2. Bobrovsky, V.P. (1970). On the variability of the functions of the musical form. M.: Music,. – p. 228.
3. Bobrovsky, V.P. (2008). Thematism as a factor in musical thinking: Essays [Issue 2]. E. I. Chigarev (Ed.). M.: KomKniga. p. 304.
4. Bocharov, A. (1981). The epic of everyday life. Literary Review, (3), pp. 8–12.
5. Gachev, G. (1968). Content of the art form. Epos, lyrics, theatre. M. p. 302.
6. Zaderatsky B. (1982). Modern symphonic thematism: Issues of melodic structures and polyphonic premises. In B. Zaderatsky (Ed.), Problems of traditions and innovation in modern music. M. pp. 115–142.

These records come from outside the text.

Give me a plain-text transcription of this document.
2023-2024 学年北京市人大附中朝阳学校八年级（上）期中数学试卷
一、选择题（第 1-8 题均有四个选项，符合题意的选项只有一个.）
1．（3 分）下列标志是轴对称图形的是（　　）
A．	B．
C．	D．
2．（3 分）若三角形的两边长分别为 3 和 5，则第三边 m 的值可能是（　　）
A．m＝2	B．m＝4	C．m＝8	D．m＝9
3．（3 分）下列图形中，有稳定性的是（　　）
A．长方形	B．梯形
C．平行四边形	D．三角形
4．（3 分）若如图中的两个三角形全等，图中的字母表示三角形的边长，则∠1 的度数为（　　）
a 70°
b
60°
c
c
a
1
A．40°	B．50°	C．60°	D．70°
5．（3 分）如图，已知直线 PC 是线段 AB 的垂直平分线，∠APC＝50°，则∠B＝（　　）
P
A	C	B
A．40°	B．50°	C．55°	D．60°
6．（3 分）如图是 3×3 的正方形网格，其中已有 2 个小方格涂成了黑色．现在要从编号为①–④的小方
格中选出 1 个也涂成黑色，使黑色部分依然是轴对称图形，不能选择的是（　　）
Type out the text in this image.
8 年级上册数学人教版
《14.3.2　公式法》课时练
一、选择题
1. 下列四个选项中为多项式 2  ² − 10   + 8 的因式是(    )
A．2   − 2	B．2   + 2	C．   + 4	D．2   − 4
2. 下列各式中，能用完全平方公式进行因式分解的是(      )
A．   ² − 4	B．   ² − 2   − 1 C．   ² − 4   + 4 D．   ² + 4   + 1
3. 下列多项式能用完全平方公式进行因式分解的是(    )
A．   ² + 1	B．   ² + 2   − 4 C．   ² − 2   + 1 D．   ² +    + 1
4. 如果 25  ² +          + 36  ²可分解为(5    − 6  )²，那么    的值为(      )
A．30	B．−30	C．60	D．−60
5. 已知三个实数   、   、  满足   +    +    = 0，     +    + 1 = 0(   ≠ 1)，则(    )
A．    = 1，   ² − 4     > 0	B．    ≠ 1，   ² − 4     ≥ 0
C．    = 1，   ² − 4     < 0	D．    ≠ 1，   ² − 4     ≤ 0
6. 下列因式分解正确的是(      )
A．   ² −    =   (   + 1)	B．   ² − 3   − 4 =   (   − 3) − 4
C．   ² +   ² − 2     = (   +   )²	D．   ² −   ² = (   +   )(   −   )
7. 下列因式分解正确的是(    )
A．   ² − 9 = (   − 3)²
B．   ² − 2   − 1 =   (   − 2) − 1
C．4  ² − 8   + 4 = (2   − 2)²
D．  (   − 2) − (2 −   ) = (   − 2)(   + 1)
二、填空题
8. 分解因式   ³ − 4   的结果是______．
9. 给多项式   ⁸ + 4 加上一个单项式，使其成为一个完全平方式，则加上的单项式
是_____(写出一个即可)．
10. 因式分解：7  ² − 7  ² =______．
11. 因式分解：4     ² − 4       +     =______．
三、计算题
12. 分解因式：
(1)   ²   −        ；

7. Kondratiev, E. A. (2010). Artistic detail and whole: Structural and historical variations. M.: Indrik. p. 320.
8. Mozheiko, M. A. (2001). Rizoma. Postmodernism: Encyclopedia. Minsk. pp. 658–659.
9. Silvestrov, B. B. (2004). Music is the singing of the world about itself... Conversations and views from outside are intimate [Text]: Conversations, articles, letters. M. Nest’eva (Ed.). Kyiv: p. 256.
10. Khalizev E. V. (2000). Theory of Literature. Higher School. p. 398.
11. Zuckerman, V. A. (1980). Analysis of musical works: General principles of development and shaping in music. Simple forms. M.: Music. p. 296.
12. Eco, U. (2004). Open work: Form and uncertainty in modern poetics. St. Petersburg: Academic project. p. 394.